Gimenez, il contatto

di Redazione

Corriere dello Sport (R.Maida) – Contatto. E obiettivo individuato. C’è Roma-Atletico, c’è un’occasione. La Roma pensa seriamente al futuro e alla possibilità di inserire in organico un rinforzo prestigioso: è Josè Gimenez, centrale difensivo valorizzato da Diego Simeone.
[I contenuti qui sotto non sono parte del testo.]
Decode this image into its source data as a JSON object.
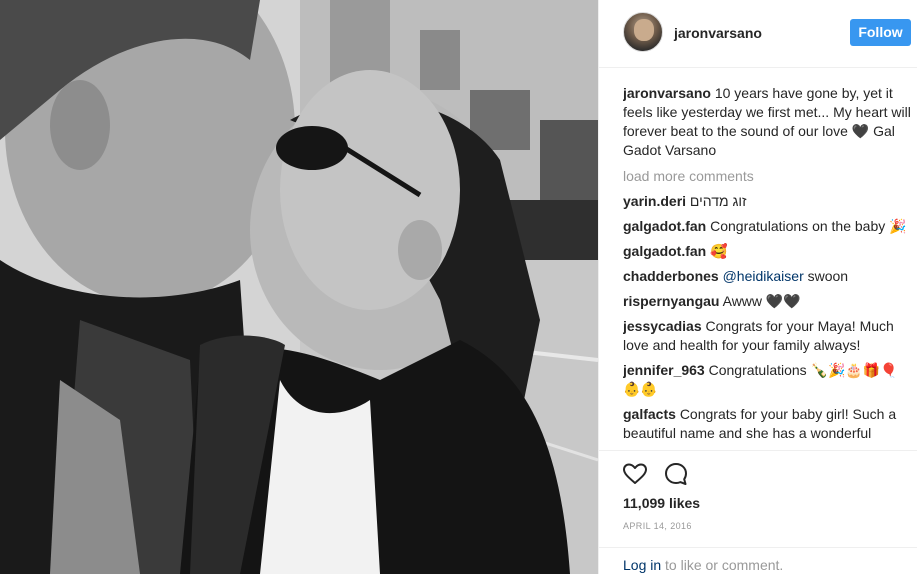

L’Olimpico potrà ammirarlo dal vivo tra due giorni, in occasione della sfida di Champions League, sperando che dall’anno prossimo il giocatore possa essere inglobato dalla Roma.
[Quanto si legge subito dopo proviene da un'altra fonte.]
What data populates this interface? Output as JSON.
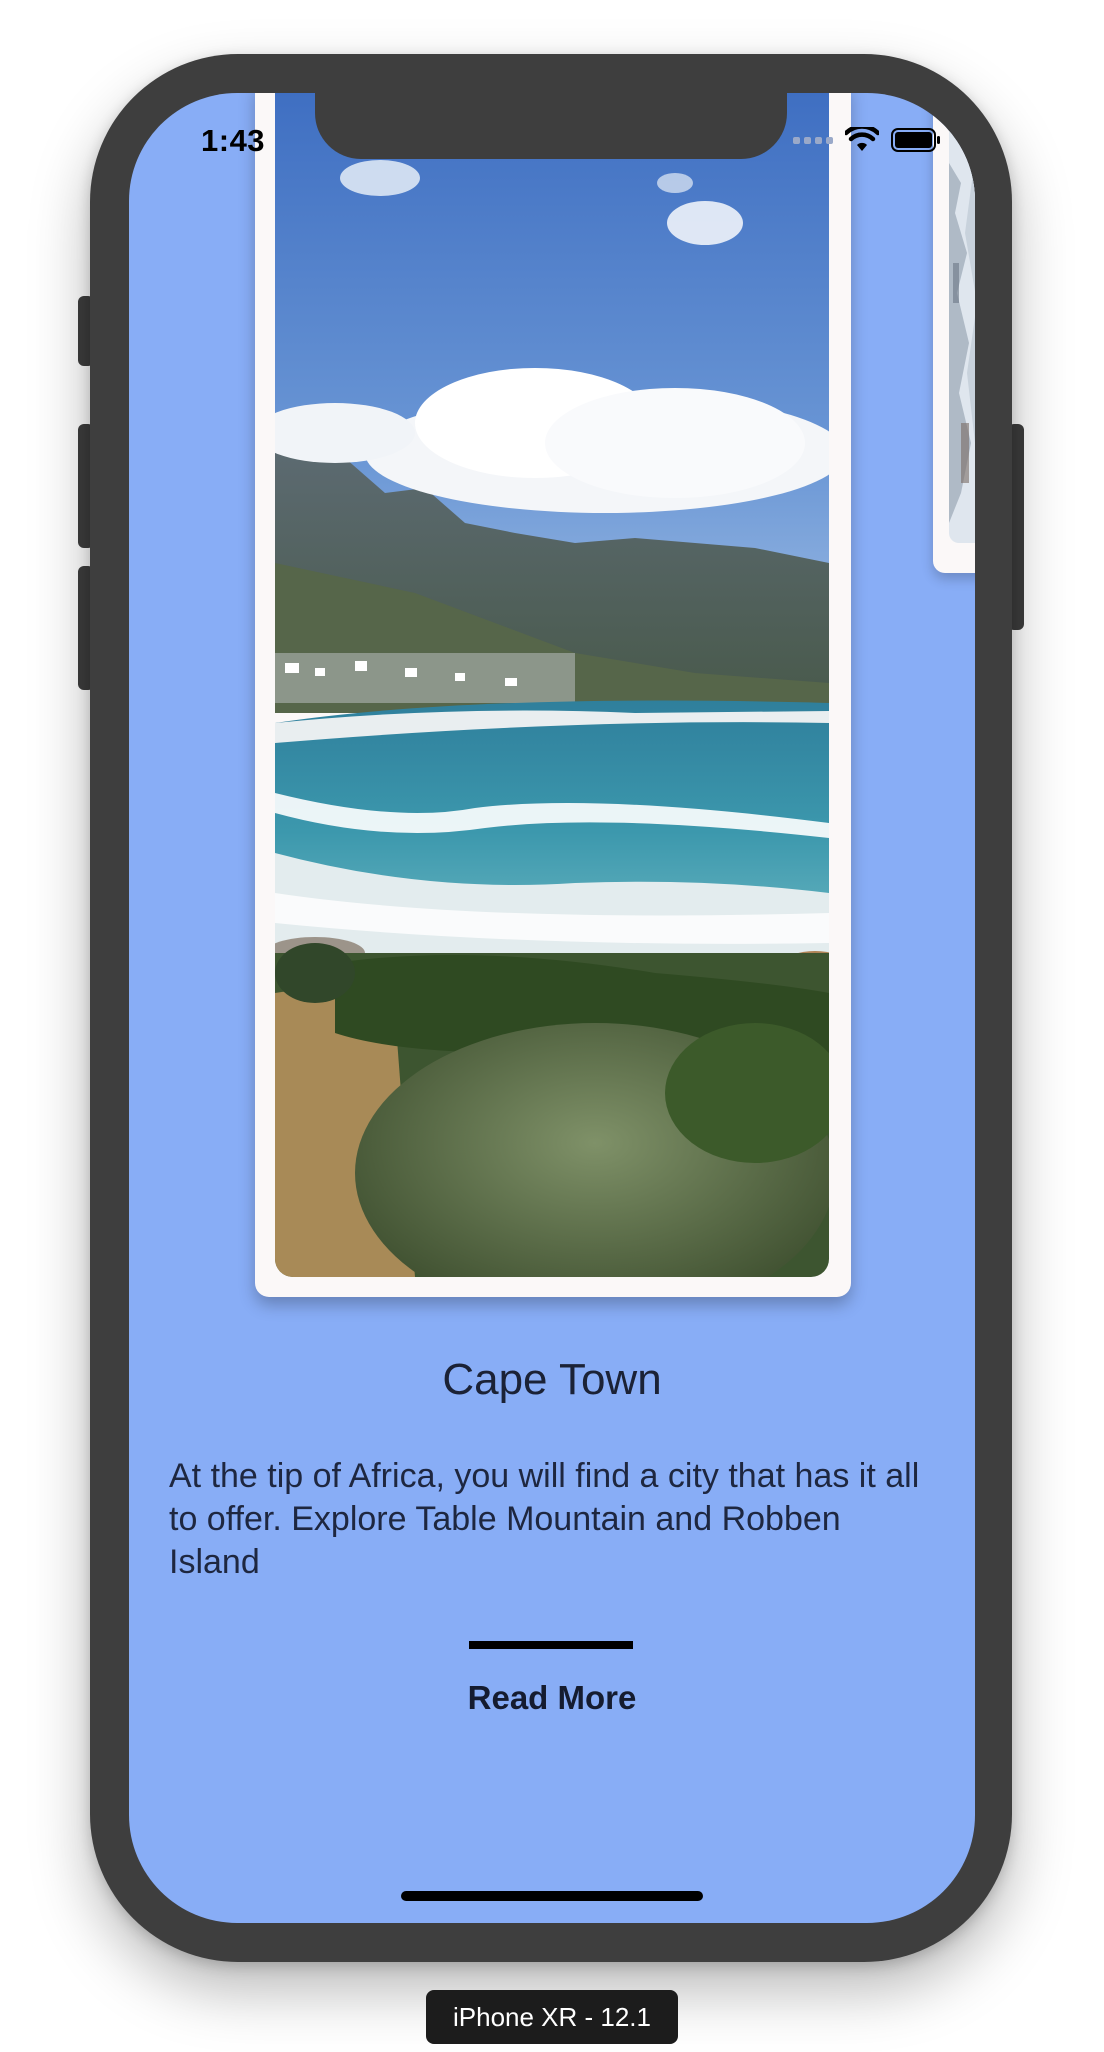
{
  "status_bar": {
    "time": "1:43",
    "icons": [
      "cellular-signal-icon",
      "wifi-icon",
      "battery-icon"
    ]
  },
  "carousel": {
    "current_card": {
      "image": "cape-town-coastline-photo",
      "title": "Cape Town",
      "description": "At the tip of Africa, you will find a city that has it all to offer. Explore Table Mountain and Robben Island",
      "cta_label": "Read More"
    },
    "next_card": {
      "image": "snowy-landscape-photo"
    }
  },
  "device": {
    "label": "iPhone XR - 12.1"
  },
  "colors": {
    "screen_background": "#88adf6",
    "frame": "#3e3e3e",
    "card_background": "#fbf8f8",
    "text": "#1b2236"
  }
}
PARAMETRO – L’operazione è molto complicata perché Gimenez, nazionale uruguaiano classe ‘95 di passaporto spagnolo, è diventato titolare inamovibile per l’Atletico: ha anche segnato un gol contro il Girona nella prima giornata della Liga. La sua clausola rescissoria è di 65 milioni di euro ma si avvia al galoppo verso la scadenza, visto che il contratto si esaurirà nel giugno 2018, dunque fra pochi mesi. Monchi, che stravede per questo giocatore, sogna il colpo a parametro zero per il prossimo anno ma in cuor suo spera addirittura che l’Atletico accetti di liberare Gimenez già a gennaio, quando sarà di nuovo libero di fare mercato dopo le sanzioni Fifa.

CONCORRENZA – La Roma insomma ci sta provando, non per disistima verso gli altri difensori in organico, a cominciare da Juan Jesus e Moreno che per motivi diversi rassicurano la direzione sportiva, ma perché Gimenez rappresenta un affare sotto ogni punto di vista. Tecnicofinanziario. Il problema, oltre alla comprensibile resistenza dell’Atletico che sta cercando di rinnovargli il contratto, è la ricca concorrenza internazionale. Restando in Italia, oltre a Monchi, il padre dei manager uruguayani Paco Casal ha incontrato anche la Juventus. E pure all’estero le grandi, Spagna in primis, non sono insensibili all’ipotesi di investimento su un ragazzo di 22 anni dalle potenzialità elevatissime.

RICERCA – L’incontro di martedì tra Monchi e i dirigenti dell’Atletico potrebbe dunque essere infruttuoso. Ma testimonia l’idea della Roma di puntellare la difesa. Che questo possa accadere già a gennaio dipende sia dalle esigenze di Di Francesco, che ieri è parso scettico sulla possibilità di adattare Kolarov al ruolo di centrale in una difesa a quattro, sia dalle occasioni: è evidente che, sul piano numerico, i difensori siano già parecchi, compreso Castan che non ha accettato l’offerta per la risoluzione del contratto ed è rimasto a libro paga, con uno stipendio da circa 4 milioni lordi all’anno. Lo stesso Fazio non è incedibile, avendo perso anche il posto da titolare. Se si incastrano le circostanze favorevoli, un difensore arriverà a Trigoria già in questa stagione.